Dans "Le Point" : "La grande hypocrisie du "latin pour tous"" par Sophie Coignard.

La grande hypocrisie du "latin pour tous"

Ce fut une polémique majeure lors de la présentation de la réforme du collège. Le latin et le grec perdaient leur statut d'enseignement disciplinaire, s'insurgeaient les professeurs de lettres classiques. Ils bénéficiaient, au contraire, d'une démocratisation en étant mis à la portée de tous les élèves, assurait la Rue de Grenelle.

Plus de deux mois après la rentrée scolaire, l'association « Arrête Ton Char ! Les langues et cultures de l'Antiquité aujourd'hui » rend publics les résultats d'une enquête menée auprès de 556 collèges dans une lettre ouverte à Najat Vallaud-Belkacem. Celle-ci passe au banc d'essai les trois dispositifs proposés par la ministre pour promouvoir le « latin pour tous ». Bilan ? Une catastrophe !

Passons sur la première initiative, qui prévoit le renforcement, dans les cours de français, de l'étude d'« éléments linguistiques et culturels » du latin et du grec ancien. Il ne s'agit nullement d'une innovation, puisque les programmes datant de 2008 prévoyaient déjà un tel dispositif.

Second volet : l'enseignement pratique interdisciplinaire ou EPI, le nouveau gadget de la réforme des collèges, consacré aux langues et civilisations anciennes (LCA). Censé offrir à chacun un accès au latin et au grec, il n'est pas effectif partout, loin s'en faut. 11 % des collèges consultés n'en proposent pas du tout. Et si 75 % le font au niveau de la cinquième, ils ne sont plus que 14 % en quatrième et 11 % en troisième. Très insuffisant pour assurer un accès aux langues et civilisations anciennes pour le plus grand nombre.

Un enfer éventuellement pavé de bonnes intentions

Hypocrisie suprême : dans près de 70 % des cas, ces enseignements s'effectuent « chacun dans sa classe ». Autrement dit, il n'a rien d'interdisciplinaire. La réforme, de ce fait, n'a pour seul résultat que d'avoir baissé de 40 % le temps dévolu à l'enseignement des langues anciennes au collège.

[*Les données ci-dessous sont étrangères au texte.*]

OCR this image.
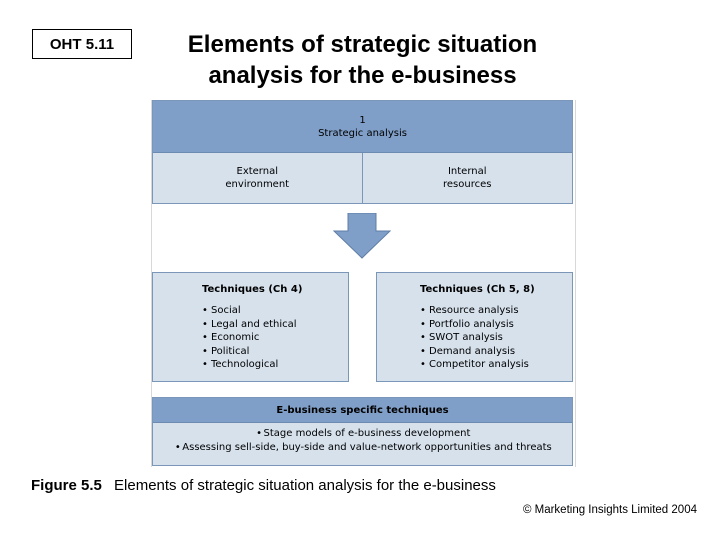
OHT 5.11	Elements of strategic situation
analysis for the e-business
1
Strategic analysis
External
environment
Internal
resources
Techniques (Ch 4)
• Social
• Legal and ethical
• Economic
• Political
• Technological
Techniques (Ch 5, 8)
• Resource analysis
• Portfolio analysis
• SWOT analysis
• Demand analysis
• Competitor analysis
E-business specific techniques
• Stage models of e-business development
• Assessing sell-side, buy-side and value-network opportunities and threats
Figure 5.5 Elements of strategic situation analysis for the e-business
© Marketing Insights Limited 2004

Devant la broncha provoquée par la suppression du latin et du grec comme disciplines à part entière, le ministère de l'Éducation nationale a bricolé à la hâte un « enseignement de complément » destiné à ceux qui souhaiteraient approfondir ce qu'ils ont découvert dans l'EPI consacré aux langues et civilisations anciennes. Mais ces enseignements sont négociés au cas par cas dans les heures de marge dont dispose chaque chef d'établissement et sont l'objet d'une concurrence féroce. Résultat : l'enseignement du grec a d'ores et déjà disparu dans les établissements qui le proposaient auparavant.

À supposer qu'elle soit pavée de bonnes intentions, cette réforme ressemble plutôt à l'enfer pour les professeurs de lettres classiques et leurs élèves.